Putu Setia
Ada kelompok yang menamakan diri Generasi Pemuda Indonesia Bersatu, disingkat Gapinsa. Kelompok ini menyebar poster di media sosial. Isinya, “Waktunya Indonesia Berdoa”. Digambarkan peta Indonesia, lalu diurai ada bencana dari ujung Sumatera Utara sampai Sulawesi. Sedangkan provinsi yang ada di Nusa Tenggara, Maluku, dan Papua tidak ada tanda bencana. Itu bencana pada 2021yang belum genap sebulan.
Ada berbagai bencana. Gunung Sinabung di Sumatera Utara erupsi. Lalu Gunung Merapi di Yogyakarta dan Gunung Semeru di Jawa Timur. Ada banjir di Sumatera Barat, Kepulauan Riau, Kalimantan Barat, Kalimantan Selatan, Jember, Malang, Manado, ditambah banjir rob di Makassar. Ada tanah longsor di Sumedang dan Manado. Yang paling menyita perhatian tentulah gempa di Mamuju, Sulawesi Barat, dan jatuhnya pesawat Sriwijaya Air SJ-182 di perairan Kepulauan Seribu.
Adakah korelasi antara doa dan bencana? Sebagai masyarakat religius, tentu saja segala bencana itu dihubung-hubungkan dengan “cobaan Tuhan” yang harus diterima umat-Nya. Karena itu, wajar bila umat berdoa saat Tuhan memberi cobaan. Ebiet G. Ade sudah menulis syair lagu yang suka diputar stasiun televisi saat menayangkan bencana. Mungkin Tuhan mulai bosan, melihat tingkah kita, yang selalu salah… kata Ebiet sebagai pertanda Tuhan sedang memulai cobaannya. Tapi Ebiet juga ragu apa benar Tuhan memerlukan doa, karena lagunya ditutup dengan kata-kata coba kita bertanya pada rumput yang bergoyang.
Jika ditanya tetua masyarakat Bali yang tinggal di lereng gunung, doa pasti ada kaitannya dengan bencana. Kalau ada pohon besar di hutan, pohon itu diselimuti kain poleng (hitam-putih kayak papan catur), lalu orang berdoa kepada Tuhan di sana—dan orang yang tidak paham bisa saja menuduh “memuja berhala” atau bahkan “memuja setan”. Padahal dengan cara itu penduduk tak berani menebang pohon karena sudah “dilindungi Tuhan”. Begitu pula jurang-jurang pinggir sungai, pohonnya tetap dibiarkan rimbun supaya “air suci mengalir dengan teduh”. Pembangunan geotermal di Bedugul dibatalkan karena diprotes masyarakat.

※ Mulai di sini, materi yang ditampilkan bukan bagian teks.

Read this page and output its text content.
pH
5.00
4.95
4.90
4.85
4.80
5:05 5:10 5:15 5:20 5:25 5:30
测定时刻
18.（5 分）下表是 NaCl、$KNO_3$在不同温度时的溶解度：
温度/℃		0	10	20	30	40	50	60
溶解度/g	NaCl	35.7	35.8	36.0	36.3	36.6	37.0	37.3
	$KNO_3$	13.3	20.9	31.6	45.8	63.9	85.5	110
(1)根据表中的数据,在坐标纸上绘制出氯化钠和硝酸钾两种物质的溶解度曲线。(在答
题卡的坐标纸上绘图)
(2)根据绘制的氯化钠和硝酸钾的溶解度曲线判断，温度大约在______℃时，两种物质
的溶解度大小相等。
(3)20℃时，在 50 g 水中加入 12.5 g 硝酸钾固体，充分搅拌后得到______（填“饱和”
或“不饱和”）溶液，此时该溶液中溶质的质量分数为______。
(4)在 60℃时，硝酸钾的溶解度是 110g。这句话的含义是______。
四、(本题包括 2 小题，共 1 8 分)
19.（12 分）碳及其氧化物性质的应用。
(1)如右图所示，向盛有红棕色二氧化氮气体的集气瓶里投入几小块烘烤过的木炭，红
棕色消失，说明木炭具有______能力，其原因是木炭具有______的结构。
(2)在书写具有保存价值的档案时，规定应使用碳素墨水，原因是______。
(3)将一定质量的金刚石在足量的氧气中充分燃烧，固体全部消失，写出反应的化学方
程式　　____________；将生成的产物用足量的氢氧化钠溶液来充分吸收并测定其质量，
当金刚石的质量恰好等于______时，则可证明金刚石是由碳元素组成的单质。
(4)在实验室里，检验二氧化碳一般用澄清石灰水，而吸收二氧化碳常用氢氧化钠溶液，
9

Gunung dianggap kawasan suci. Maka, selamatlah hutan yang menyangga dua danau, Tamblingan dan Buyan. Para ahli lingkungan menyebut kelestarian hutan ini membuat jarang ada berita tanah longsor dan banjir bandang di Bali. Entahlah, tetua di Bali hanya mengatakan, “Kami cuma berdoa.”
Banjir besar di Kalimantan Selatan—begitu laporan koran ini—disebabkan oleh kerusakan hutan di sepanjang aliran Sungai Barito akibat tambang batu bara. Dari 1,8 juta hektare luas aliran Sungai Barito, 27 persen atau sekitar 466.642 hektare dikuasai para penambang, sebagian perusahaan milik keluarga pejabat tinggi. Hampir senada di daerah lain, banjir dan tanah longsor terjadi karena lingkungan yang hancur. Termasuk banjir dan tanah longsor di kawasan Puncak, Bogor, yang belum dimasukkan dalam peta bencana di poster Gapinsa.
“Indonesia berdoa” tak ada yang salah. Tapi, “Indonesia maju tanpa merusak hutan” seharusnya dijadikan gerakan nyata. Selama ini kita lebih banyak retorika. Menanam seribu pohon—gerakan yang hampir setiap tahun ada—tapi juga mengobral izin tambang, gerakan yang tak kalah banyaknya.
Untuk bencana lain, seperti jatuhnya pesawat, apalagi gempa bumi dan erupsi gunung berapi, memang sukar diprediksi. Hal itu betul-betul kehendak Tuhan dan tentu karena Tuhan tetap bekerja menyeimbangkan alam. Untuk “pekerjaan Tuhan” ini, kita memang harus berdoa agar dalam keseimbangan itu tak terlalu banyak malapetaka, melainkan menaburkan kesejahteraan. Misalnya membuat tanah menjadi subur dan penambang pasir tetap punya lahan bertahun-tahun. Ayo kita mulai berdoa.